Note: This bug is displayed in read-only format because the product is no longer active in Red Hat Bugzilla.
RHEL Engineering is moving the tracking of its product development work on RHEL 6 through RHEL 9 to Red Hat Jira (issues.redhat.com). If you're a Red Hat customer, please continue to file support cases via the Red Hat customer portal. If you're not, please head to the "RHEL project" in Red Hat Jira and file new tickets here. Individual Bugzilla bugs in the statuses "NEW", "ASSIGNED", and "POST" are being migrated throughout September 2023. Bugs of Red Hat partners with an assigned Engineering Partner Manager (EPM) are migrated in late September as per pre-agreed dates. Bugs against components "kernel", "kernel-rt", and "kpatch" are only migrated if still in "NEW" or "ASSIGNED". If you cannot log in to RH Jira, please consult article #7032570. That failing, please send an e-mail to the RH Jira admins at rh-issues@redhat.com to troubleshoot your issue as a user management inquiry. The email creates a ServiceNow ticket with Red Hat. Individual Bugzilla bugs that are migrated will be moved to status "CLOSED", resolution "MIGRATED", and set with "MigratedToJIRA" in "Keywords". The link to the successor Jira issue will be found under "Links", have a little "two-footprint" icon next to it, and direct you to the "RHEL project" in Red Hat Jira (issue links are of type "https://issues.redhat.com/browse/RHEL-XXXX", where "X" is a digit).
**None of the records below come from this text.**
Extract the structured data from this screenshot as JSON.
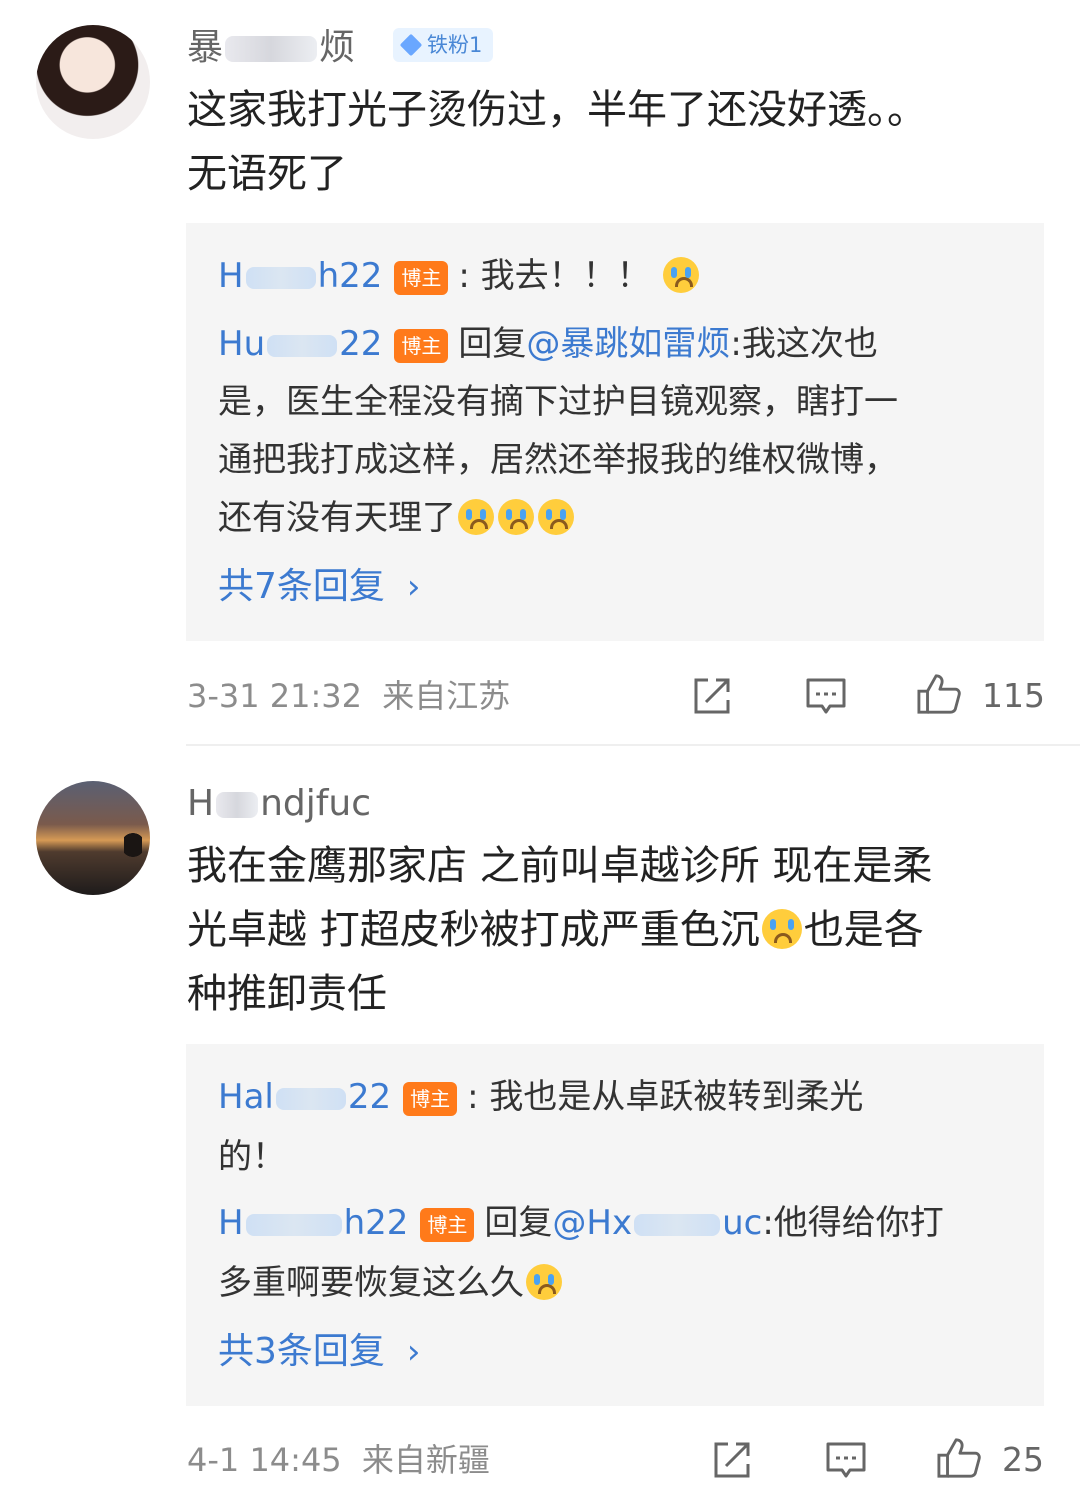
{
  "comments": [
    {
      "username": {
        "prefix": "暴",
        "suffix": "烦"
      },
      "fan_badge": "铁粉1",
      "text_lines": [
        "这家我打光子烫伤过，半年了还没好透。。",
        "无语死了"
      ],
      "replies": [
        {
          "name_start": "H",
          "name_end": "h22",
          "badge": "博主",
          "sep": ":",
          "text": "我去！！！"
        },
        {
          "name_start": "Hu",
          "name_end": "22",
          "badge": "博主",
          "reply_prefix": "回复",
          "mention": "@暴跳如雷烦",
          "sep": ":",
          "text_lines": [
            "我这次也",
            "是，医生全程没有摘下过护目镜观察，瞎打一",
            "通把我打成这样，居然还举报我的维权微博，",
            "还有没有天理了"
          ]
        }
      ],
      "more_replies": "共7条回复",
      "timestamp": "3-31 21:32",
      "location": "来自江苏",
      "like_count": "115"
    },
    {
      "username": {
        "prefix": "H",
        "suffix": "ndjfuc"
      },
      "text_lines": [
        "我在金鹰那家店 之前叫卓越诊所 现在是柔",
        "光卓越 打超皮秒被打成严重色沉",
        "也是各",
        "种推卸责任"
      ],
      "replies": [
        {
          "name_start": "Hal",
          "name_end": "22",
          "badge": "博主",
          "sep": ":",
          "text_lines": [
            "我也是从卓跃被转到柔光",
            "的！"
          ]
        },
        {
          "name_start": "H",
          "name_end": "h22",
          "badge": "博主",
          "reply_prefix": "回复",
          "mention_start": "@Hx",
          "mention_end": "uc",
          "sep": ":",
          "text_lines": [
            "他得给你打",
            "多重啊要恢复这么久"
          ]
        }
      ],
      "more_replies": "共3条回复",
      "timestamp": "4-1 14:45",
      "location": "来自新疆",
      "like_count": "25"
    }
  ],
  "colors": {
    "link": "#3c7ad0",
    "blogger_badge": "#ff7a1a",
    "fan_badge_bg": "#e8f3ff",
    "reply_bg": "#f5f5f5"
  },
  "icons": [
    "share-icon",
    "comment-icon",
    "like-icon",
    "crying-emoji",
    "chevron-right-icon",
    "diamond-icon"
  ]
}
This same link will be available in a blue banner at the top of the page informing you that that bug has been migrated.

Bug 1343422

Summary: [RFE] Add GssapiImpersonate option
Product: Red Hat Enterprise Linux 7 Reporter: Simo Sorce <ssorce>
Component: mod_auth_gssapiAssignee: Simo Sorce <ssorce>
Status: CLOSED ERRATA QA Contact: Namita Soman <nsoman>
Severity: unspecified Docs Contact:
Priority: unspecified    
Version: 7.3CC: enewland, jpazdziora, ksiddiqu, mkosek, nsoman, pvoborni, rpattath, spoore, ssorce
Target Milestone: rcKeywords: FutureFeature
Target Release: ---   
Hardware: Unspecified   
OS: Unspecified   
Whiteboard:
Fixed In Version: Doc Type: If docs needed, set a value
Doc Text:
Story Points: ---
Clone Of: Environment:
Last Closed: 2016-11-04 05:54:44 UTC Type: Bug
Regression: --- Mount Type: ---
Documentation: --- CRM:
Verified Versions: Category: ---
oVirt Team: --- RHEL 7.3 requirements from Atomic Host:
Cloudforms Team: --- Target Upstream Version:
Embargoed:
Bug Depends On: 1346883    
Bug Blocks: 1317377, 1317379, 1366572, 1402820    

Description Simo Sorce 2016-06-07 10:07:46 UTC 
This option is required by the upcoming IdM (ipa-server) release
Comment 1 Petr Vobornik 2016-06-07 10:36:07 UTC 
I'll add more info, from pull request<https://github.com/modauthgssapi/mod_auth_gssapi/pull/87/commits/03d965e57abddc0eed2b4987c866b049921d06d7>:

"""
### GssapiImpersonate

This option can be used even if AuthType GSSAPI is not used for given
Location or LocationMatch, to obtain service ticket for a user that was
already authenticated by different module.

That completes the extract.